嘉華國際集團有限公司 K. Wah International Holdings Limited
- Company type: Public company
- Traded as: SEHK: 173
- Industry: Property
- Founder: Dr Lui Che-woo
- Headquarters: 29/F, K. Wah Centre, North Point, Hong Kong
- Website: http://www.kwih.com

= K. Wah International =

Hong Kong-based property developer

K. Wah International Holdings Limited, also abbreviated as KWIH, is a property developer in Hong Kong and the listed property arm of the K. Wah Group. Along with its subsidiaries, the Group is principally engaged in property development and investment in Hong Kong, mainland China and Singapore. It was founded and controlled by tycoon Lui Che-woo.

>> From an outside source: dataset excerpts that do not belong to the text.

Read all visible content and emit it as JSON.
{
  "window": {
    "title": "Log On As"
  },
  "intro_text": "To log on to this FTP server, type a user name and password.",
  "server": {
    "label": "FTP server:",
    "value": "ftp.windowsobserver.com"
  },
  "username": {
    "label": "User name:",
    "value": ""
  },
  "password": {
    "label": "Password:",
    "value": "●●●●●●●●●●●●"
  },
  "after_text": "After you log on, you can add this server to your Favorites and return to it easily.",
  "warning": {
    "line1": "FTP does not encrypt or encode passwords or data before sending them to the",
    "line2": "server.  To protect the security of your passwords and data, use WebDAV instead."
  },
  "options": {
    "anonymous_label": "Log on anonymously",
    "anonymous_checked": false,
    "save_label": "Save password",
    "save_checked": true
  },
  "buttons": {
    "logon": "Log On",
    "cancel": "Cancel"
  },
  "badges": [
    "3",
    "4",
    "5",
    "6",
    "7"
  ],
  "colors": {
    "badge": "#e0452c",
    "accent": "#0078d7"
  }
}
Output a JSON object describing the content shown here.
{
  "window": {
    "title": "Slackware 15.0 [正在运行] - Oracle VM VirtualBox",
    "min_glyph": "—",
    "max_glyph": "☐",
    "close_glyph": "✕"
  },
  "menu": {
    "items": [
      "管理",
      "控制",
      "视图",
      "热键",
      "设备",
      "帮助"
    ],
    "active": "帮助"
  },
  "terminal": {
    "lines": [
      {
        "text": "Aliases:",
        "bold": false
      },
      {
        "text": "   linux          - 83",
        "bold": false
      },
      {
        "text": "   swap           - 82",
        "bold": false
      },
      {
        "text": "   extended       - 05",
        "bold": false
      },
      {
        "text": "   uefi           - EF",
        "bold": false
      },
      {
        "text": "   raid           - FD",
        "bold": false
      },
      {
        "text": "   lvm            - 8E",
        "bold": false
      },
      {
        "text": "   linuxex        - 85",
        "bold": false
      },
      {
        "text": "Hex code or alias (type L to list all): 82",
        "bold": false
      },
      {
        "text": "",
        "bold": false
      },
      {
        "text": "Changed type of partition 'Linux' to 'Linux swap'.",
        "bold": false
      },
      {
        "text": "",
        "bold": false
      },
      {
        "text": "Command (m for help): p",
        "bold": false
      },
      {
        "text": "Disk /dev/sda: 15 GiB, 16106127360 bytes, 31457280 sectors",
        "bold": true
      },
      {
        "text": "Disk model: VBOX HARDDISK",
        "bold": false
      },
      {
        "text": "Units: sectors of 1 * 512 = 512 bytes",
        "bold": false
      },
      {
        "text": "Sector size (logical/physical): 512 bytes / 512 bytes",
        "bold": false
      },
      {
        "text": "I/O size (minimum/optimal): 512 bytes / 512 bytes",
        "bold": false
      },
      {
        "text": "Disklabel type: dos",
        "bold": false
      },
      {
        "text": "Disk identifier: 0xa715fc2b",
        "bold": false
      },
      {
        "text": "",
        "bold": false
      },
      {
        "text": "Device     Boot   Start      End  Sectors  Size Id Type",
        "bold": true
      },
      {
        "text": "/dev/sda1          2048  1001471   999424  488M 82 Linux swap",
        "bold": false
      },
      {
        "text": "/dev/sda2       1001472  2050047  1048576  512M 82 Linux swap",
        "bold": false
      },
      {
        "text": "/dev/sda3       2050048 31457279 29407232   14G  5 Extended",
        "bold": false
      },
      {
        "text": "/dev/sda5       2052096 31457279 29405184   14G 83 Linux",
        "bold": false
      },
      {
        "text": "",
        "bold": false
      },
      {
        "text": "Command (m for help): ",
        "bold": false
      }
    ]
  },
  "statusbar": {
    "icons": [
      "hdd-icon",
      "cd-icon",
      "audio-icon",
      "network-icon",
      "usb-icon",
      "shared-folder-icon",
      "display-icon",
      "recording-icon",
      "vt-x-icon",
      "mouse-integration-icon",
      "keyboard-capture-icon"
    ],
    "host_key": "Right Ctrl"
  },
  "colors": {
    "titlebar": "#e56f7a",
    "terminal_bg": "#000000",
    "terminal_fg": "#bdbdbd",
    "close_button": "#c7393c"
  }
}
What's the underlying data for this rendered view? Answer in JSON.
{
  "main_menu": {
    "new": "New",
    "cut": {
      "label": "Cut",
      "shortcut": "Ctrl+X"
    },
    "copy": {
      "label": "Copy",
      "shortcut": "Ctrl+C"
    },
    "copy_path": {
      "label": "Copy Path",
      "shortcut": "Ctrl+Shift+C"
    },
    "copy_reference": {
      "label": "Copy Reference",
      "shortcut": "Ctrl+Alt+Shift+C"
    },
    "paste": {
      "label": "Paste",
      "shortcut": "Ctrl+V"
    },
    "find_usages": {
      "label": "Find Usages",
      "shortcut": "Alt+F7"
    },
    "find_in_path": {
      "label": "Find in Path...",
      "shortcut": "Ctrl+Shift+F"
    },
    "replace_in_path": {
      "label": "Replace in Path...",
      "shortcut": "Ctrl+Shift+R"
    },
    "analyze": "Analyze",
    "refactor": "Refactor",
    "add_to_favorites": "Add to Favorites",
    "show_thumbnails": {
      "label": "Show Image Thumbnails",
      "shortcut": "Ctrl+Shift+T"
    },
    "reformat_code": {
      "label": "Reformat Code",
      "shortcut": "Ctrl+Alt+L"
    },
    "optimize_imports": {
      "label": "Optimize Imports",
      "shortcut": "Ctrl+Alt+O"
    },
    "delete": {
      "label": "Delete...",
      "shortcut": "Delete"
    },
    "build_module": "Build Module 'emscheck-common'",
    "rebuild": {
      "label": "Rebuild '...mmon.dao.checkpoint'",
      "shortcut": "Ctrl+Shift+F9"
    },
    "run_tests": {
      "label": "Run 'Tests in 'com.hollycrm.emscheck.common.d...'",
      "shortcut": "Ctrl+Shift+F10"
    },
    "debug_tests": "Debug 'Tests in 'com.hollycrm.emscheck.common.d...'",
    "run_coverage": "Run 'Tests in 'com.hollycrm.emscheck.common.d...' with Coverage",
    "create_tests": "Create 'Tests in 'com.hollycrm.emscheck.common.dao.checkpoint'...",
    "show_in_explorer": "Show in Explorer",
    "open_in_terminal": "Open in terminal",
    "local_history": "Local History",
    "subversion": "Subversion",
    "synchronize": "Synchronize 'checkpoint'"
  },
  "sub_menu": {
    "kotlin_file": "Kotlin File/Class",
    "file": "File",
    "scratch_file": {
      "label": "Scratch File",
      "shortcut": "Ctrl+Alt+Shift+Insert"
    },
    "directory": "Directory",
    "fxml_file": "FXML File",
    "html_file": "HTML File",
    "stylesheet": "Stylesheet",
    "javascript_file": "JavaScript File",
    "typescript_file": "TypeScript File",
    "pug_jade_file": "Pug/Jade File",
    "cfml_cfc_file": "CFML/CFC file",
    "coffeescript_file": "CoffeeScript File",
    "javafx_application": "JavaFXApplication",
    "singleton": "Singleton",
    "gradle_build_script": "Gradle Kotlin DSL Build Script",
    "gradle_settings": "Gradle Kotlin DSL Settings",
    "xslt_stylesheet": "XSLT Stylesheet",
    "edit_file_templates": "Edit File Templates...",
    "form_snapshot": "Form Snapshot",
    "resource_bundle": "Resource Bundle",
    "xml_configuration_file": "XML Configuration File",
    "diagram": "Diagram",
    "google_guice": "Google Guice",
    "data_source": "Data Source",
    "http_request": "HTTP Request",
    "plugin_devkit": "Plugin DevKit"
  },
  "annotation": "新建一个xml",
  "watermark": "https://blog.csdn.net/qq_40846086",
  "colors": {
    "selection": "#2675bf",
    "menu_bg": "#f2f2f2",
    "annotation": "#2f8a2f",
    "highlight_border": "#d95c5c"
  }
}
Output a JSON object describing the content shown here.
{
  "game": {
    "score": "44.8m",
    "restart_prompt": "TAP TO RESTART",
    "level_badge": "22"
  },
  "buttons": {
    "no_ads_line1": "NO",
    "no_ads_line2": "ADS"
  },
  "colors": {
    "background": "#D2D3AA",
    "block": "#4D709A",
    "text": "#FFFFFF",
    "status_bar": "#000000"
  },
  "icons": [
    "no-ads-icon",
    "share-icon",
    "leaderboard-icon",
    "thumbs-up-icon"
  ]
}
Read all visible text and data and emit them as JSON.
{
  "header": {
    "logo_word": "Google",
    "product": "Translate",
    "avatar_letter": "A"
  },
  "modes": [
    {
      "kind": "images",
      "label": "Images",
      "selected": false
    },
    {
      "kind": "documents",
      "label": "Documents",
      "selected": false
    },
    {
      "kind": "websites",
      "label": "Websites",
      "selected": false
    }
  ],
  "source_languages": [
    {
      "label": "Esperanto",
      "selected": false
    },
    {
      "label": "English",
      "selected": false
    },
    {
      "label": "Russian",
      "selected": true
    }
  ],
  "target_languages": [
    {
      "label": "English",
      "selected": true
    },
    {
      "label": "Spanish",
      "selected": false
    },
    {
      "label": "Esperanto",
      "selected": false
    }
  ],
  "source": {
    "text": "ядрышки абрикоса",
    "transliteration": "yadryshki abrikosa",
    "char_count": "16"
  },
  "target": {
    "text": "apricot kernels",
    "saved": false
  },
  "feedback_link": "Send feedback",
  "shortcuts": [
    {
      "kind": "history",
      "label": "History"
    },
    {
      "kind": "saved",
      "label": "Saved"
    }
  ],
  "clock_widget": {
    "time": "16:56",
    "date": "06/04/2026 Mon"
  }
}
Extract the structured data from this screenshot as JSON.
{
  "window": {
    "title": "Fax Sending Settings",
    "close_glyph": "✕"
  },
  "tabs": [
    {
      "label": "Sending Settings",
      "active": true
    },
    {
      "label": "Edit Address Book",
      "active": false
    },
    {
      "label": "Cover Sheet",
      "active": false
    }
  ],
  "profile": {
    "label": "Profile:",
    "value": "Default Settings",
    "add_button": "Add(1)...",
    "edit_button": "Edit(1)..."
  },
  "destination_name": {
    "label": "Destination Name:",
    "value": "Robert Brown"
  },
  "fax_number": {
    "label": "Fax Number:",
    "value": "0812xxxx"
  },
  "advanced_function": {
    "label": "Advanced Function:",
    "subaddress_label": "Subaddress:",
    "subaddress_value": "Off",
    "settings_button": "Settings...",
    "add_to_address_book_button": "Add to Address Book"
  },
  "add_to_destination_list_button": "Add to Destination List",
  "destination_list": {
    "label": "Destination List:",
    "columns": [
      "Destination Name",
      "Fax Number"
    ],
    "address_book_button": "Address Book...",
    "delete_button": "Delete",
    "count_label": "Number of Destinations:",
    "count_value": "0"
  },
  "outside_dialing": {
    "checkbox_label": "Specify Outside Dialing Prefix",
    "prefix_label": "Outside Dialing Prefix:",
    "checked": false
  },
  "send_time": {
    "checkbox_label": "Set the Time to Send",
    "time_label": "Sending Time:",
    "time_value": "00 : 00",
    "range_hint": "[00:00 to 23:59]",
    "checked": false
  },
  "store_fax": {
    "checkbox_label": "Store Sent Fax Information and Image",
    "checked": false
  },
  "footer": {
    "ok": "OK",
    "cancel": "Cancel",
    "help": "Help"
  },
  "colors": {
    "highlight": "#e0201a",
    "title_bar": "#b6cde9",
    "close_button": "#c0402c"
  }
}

KWIH encompasses a portfolio of residential developments, Grade-A office towers, retail spaces, hotels and serviced apartments.

Until July 2017, the group operated the Anderson Road Quarry, above Sau Mau Ping, supplying aggregate to Hong Kong for 50 years, and highly visible from much of Kowloon and Hong Kong. It also contributed to the rehabilitation of the site, which is now being developed for residence.

KWIH is a constituent stock of the Hang Seng Composite MidCap Index and MSCI China Small Cap Index. K Wah also holds a 3.8% stake in Galaxy Entertainment, one of the largest Macau gaming operators.

In June 2024, KWIH was among ten companies to receive the (Building and Construction Information) BCI Asia Top 10 Developers Award.